Investing.com - Natural gas futures added to strong gains on Thursday, rallying more than 5% after a report from the U.S. Energy Information Administration showed that natural gas inventories declined more-than-expected last week.
On the New York Mercantile Exchange, natural gas futures for delivery in March traded at USD2.547 per million British thermal units during U.S. morning trade, soaring 5.03%.
It earlier rose by as much as 5.25% to trade at a session high of USD2.553 per million British thermal units.
The March contract traded at USD2.455 prior to the release of the U.S. Energy Information Administration report.
The U.S. Energy Information Administration said in its weekly report that natural gas storage in the U.S. in the week ended February 10 fell by 127 billion cubic feet, after declining by 78 billion cubic feet in the preceding week.
Analysts had expected U.S. natural gas storage to drop by 126 billion cubic feet.
Inventories fell by 230 billion cubic feet in the same week a year earlier, while the five-year average change for the week is a decline of 178 billion cubic feet, according to U.S. Energy Department data.
Total U.S. natural gas storage stood at 2.761 trillion cubic feet as of last week. Stocks were 817 billion cubic feet higher than last year at this time and 765 billion cubic feet above the five-year average of 1.996 trillion cubic feet for this time of year.
The report showed that in the East Region, stocks were 302 billion cubic feet above the five-year average, following a withdrawal of 83 billion cubic feet.
Stocks in the Producing Region were 365 billion cubic feet above the five-year average of 686 billion cubic feet, after a net withdrawal of 37 billion cubic feet.
Despite the strong gain, prices were expected to remain under pressure as concerns over elevated U.S. inventory and production levels still lingered.
Inventory withdrawals this winter are running nearly 480 billion cubic feet below average, or about 33%, due to the lack of heating demand this winter.
Natural gas traders continued to monitor weather forecasts in key gas-consuming regions in the U.S. to gauge demand for the heating fuel.
Weather forecasters are predicting colder-than-normal temperatures across much of the U.S. West Coast and Rocky Mountain-region states in the next three-to-five-days.
However, milder temperatures were expected to return across most of the U.S. during the final two weeks of February.
This is typically the coldest time in winter, but temperatures in the U.S. have yet to reach levels cold enough to boost demand for the heating fuel, keeping prices depressed at unseasonably low levels.

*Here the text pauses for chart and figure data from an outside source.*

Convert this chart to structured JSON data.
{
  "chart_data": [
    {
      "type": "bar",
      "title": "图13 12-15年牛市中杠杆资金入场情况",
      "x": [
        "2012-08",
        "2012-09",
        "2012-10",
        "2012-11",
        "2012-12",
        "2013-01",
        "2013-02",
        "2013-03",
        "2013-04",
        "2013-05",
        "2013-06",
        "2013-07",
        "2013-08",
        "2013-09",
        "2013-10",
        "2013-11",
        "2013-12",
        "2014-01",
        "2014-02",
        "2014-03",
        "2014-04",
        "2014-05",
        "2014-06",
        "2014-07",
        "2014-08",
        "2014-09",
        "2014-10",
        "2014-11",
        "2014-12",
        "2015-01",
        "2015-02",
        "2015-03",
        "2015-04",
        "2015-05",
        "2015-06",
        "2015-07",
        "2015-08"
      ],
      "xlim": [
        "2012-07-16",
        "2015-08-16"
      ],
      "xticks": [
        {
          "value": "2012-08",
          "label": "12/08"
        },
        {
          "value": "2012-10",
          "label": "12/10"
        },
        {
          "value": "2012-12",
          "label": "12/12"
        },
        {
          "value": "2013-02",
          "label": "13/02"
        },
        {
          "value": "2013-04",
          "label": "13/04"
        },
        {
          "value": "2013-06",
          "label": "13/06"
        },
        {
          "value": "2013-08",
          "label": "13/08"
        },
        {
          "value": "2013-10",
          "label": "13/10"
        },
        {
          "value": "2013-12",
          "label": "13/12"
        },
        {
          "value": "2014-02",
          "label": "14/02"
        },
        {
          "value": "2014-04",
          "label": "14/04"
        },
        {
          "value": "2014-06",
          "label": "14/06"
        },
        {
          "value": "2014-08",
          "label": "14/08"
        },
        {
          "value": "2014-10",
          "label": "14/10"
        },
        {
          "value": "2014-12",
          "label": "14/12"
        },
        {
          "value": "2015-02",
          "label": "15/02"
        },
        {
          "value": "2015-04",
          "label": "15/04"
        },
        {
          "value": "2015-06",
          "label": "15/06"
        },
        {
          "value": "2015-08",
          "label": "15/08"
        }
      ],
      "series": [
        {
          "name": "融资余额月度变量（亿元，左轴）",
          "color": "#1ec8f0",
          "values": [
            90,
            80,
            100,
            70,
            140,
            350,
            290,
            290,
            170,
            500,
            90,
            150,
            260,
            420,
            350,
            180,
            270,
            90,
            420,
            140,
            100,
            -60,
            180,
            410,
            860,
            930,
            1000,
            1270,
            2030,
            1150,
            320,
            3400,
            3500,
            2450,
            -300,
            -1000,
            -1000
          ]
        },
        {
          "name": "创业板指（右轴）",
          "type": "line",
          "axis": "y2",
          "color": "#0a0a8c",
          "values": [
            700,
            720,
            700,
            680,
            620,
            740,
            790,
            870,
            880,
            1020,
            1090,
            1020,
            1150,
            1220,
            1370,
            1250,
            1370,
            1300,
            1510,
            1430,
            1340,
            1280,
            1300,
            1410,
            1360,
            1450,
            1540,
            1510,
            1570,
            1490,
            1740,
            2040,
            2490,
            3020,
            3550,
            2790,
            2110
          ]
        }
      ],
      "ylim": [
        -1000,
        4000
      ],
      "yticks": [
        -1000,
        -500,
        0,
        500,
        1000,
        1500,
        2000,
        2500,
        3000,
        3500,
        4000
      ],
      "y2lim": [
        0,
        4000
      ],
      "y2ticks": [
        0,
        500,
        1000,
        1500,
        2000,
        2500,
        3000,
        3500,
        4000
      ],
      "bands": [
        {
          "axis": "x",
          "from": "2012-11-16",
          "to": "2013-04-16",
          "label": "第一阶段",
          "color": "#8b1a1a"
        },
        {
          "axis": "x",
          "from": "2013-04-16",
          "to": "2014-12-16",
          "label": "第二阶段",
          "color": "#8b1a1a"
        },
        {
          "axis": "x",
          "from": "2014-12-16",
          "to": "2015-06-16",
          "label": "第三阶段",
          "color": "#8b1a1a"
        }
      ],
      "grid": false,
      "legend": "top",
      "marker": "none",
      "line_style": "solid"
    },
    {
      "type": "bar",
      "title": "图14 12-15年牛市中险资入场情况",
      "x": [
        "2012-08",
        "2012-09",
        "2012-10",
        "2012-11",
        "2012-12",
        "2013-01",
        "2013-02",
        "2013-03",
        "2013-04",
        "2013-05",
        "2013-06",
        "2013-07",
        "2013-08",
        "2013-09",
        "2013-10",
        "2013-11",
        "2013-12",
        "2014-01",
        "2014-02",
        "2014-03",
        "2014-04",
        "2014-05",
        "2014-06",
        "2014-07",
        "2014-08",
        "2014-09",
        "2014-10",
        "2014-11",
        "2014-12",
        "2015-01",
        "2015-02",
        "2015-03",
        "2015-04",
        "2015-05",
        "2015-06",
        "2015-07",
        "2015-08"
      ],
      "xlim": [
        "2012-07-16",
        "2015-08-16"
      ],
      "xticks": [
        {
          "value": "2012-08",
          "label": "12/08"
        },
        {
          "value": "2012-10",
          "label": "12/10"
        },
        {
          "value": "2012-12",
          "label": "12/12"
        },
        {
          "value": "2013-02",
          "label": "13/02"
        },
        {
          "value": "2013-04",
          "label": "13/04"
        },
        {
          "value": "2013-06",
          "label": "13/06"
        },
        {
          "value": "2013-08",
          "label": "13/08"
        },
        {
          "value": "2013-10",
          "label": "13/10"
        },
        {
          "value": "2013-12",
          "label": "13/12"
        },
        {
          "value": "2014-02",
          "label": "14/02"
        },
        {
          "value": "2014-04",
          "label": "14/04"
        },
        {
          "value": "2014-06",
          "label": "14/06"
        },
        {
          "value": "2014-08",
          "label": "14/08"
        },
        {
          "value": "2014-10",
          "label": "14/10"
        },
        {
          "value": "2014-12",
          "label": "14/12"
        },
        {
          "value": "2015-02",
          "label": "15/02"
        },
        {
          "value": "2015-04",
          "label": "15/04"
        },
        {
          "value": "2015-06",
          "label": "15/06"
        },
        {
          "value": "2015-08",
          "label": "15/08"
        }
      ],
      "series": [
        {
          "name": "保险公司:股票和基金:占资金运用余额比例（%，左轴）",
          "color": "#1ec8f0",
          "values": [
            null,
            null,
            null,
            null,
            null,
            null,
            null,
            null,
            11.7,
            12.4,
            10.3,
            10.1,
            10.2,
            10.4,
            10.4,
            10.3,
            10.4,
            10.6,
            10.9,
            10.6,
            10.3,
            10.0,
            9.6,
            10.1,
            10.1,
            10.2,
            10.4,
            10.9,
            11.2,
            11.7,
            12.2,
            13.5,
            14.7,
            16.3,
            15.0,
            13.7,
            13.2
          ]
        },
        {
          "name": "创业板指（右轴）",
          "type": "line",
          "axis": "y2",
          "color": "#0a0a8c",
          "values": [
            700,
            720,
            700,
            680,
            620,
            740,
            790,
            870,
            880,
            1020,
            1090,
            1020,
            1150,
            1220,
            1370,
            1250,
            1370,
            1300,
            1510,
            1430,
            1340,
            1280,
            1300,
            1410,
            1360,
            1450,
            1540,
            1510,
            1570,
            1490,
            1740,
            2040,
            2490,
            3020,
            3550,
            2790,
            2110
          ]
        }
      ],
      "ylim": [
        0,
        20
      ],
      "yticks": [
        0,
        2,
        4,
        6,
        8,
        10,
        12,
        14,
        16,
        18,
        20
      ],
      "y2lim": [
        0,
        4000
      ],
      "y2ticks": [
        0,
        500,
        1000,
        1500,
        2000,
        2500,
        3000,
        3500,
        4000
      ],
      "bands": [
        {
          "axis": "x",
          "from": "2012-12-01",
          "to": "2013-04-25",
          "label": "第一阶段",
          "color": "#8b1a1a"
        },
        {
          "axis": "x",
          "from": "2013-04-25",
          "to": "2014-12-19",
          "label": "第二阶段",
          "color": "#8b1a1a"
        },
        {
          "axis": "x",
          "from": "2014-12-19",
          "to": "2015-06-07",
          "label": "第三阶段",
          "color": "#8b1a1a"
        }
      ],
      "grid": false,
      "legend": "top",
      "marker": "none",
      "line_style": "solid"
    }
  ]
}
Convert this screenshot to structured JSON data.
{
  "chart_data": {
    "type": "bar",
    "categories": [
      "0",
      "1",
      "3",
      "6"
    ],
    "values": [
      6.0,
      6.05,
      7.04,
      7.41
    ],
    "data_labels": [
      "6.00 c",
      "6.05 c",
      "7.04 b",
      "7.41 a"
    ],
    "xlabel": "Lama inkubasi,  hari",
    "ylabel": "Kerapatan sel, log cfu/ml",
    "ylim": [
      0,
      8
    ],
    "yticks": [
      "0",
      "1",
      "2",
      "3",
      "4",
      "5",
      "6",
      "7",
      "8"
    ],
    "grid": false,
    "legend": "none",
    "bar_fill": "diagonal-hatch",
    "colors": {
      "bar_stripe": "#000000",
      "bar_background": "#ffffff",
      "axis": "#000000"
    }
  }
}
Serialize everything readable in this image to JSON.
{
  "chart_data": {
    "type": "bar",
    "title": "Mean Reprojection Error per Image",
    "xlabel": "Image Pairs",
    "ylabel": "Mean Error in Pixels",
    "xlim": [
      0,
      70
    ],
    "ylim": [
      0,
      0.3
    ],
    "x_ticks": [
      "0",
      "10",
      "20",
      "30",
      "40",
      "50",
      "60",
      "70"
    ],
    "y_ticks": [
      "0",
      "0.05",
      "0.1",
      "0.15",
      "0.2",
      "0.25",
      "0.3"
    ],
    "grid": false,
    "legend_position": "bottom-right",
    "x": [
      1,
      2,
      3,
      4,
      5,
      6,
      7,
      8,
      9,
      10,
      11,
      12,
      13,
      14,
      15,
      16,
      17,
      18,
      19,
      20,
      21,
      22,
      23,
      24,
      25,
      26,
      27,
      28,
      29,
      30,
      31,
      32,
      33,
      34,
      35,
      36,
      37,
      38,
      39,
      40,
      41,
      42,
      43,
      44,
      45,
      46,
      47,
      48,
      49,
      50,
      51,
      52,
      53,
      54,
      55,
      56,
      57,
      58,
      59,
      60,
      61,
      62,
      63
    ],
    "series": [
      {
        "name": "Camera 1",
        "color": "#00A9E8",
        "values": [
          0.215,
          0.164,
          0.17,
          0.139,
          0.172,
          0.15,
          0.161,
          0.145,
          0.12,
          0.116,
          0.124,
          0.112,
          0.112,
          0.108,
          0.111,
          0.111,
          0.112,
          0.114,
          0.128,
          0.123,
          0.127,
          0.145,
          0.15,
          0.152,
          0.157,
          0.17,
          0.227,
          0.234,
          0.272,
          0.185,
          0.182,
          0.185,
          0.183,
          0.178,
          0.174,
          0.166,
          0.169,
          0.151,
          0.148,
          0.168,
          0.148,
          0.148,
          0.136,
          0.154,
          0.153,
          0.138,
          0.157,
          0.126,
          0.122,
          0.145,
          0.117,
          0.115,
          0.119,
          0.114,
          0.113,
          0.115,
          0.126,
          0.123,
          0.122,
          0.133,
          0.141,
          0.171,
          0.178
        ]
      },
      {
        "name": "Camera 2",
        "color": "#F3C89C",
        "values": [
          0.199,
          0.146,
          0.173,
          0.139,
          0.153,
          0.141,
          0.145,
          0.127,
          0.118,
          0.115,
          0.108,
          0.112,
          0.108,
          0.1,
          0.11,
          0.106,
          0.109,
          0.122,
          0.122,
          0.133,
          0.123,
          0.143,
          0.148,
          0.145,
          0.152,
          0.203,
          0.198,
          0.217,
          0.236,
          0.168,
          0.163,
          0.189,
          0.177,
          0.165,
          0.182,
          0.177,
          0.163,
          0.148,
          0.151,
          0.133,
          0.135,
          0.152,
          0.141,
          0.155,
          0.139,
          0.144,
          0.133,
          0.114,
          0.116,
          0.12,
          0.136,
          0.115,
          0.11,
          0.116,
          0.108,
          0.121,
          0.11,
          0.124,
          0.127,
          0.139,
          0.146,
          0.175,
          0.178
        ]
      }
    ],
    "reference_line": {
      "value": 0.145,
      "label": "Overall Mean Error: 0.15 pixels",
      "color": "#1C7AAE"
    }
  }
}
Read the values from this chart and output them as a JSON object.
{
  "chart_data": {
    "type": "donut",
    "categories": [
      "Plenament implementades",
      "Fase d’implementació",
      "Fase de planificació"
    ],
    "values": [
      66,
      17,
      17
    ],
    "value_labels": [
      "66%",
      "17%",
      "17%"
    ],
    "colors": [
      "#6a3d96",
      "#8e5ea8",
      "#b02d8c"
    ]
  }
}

Winter so far in the U.S. has been the second mildest since 1950. It is running about 13% warmer than the 30-year normal, according to recent data from MDA EarthSat.
Gas prices fell to USD2.319 per million British thermal units on January 20, the lowest since February 2002, before rebounding after a production-cut announcement by Chesapeake Energy sparked a massive short-covering rally.
However, market participants are reluctant to bet that prices will rise further amid a lack of production cut announcements from other major U.S. natural gas producers.
Traders said planned cuts so far were not enough to tighten a market seen oversupplied by as much as 3 billion cubic feet per day, or more than 4%.
Most analysts now expect gas inventories to end the winter at approximately 2.1 trillion cubic feet, 35% above average and near the all-time high for end-season storage of 2.148 trillion cubic feet set in 1983.
Elsewhere on the NYMEX, light sweet crude oil futures for delivery in April shed 0.3% to trade at USD101.82 a barrel, while heating oil for March delivery slumped 0.4% to trade at USD3.178 per gallon.